Sonntag, 8. Mai 2016

Der Tonfall ist entscheidend



Ich saß gerade mit Derek zu Tisch im Restaurant und war mit den Speisen auf meinem Teller beschäftigt, als ich Gunnars Stimme hörte. Hoch erfreut hob ich erwartungsvoll den Kopf und dann..........waren da noch Alexa und ihre Eltern.
Ich vermute, man sah mir an, wie noch augenblicklich mein Gesicht einschlief.
Aber egal.
„Setzt euch doch.“, blieb ich höflich.
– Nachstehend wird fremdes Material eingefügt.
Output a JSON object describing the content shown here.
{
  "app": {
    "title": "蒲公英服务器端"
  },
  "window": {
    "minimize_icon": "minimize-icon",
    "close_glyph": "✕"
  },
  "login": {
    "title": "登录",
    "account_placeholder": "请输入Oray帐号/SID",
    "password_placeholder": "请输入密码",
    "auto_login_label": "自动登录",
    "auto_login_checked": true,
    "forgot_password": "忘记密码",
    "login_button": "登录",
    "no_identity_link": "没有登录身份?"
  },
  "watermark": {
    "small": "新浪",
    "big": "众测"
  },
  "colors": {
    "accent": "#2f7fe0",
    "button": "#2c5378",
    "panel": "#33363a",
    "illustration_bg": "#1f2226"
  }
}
Und wies mit der offenen Hand auf die Stühle ringsum.
Alexa begrüßte mich freundlich und reichte mir die Hand.
Was hätte ich anderes tun sollen, als sie anzunehmen? Ich nickte ihr zu und machte wieder einmal gute Miene zum bösen Spiel und lächelte so freundlich, wie es mir eben möglich war. WAS hatten diese Leute eigentlich hier zu suchen?
„Bleibst du hier? Oder gehst du wieder fort?“, richtete ich sogleich eine Frage an Gunnar.
Der wandt sich wie ein Aal. „Ich wollte Alexas Eltern das Zentrum zeigen und lud sie für heute Abend zu einer Tour durch die verschiedenen Lokale ein.“, hörte ich ihn sagen und dachte bei mir, hierbei bin ich offenbar nicht eingeplant. Selbst wenn, hatte ich nicht vor sie zu begleiten.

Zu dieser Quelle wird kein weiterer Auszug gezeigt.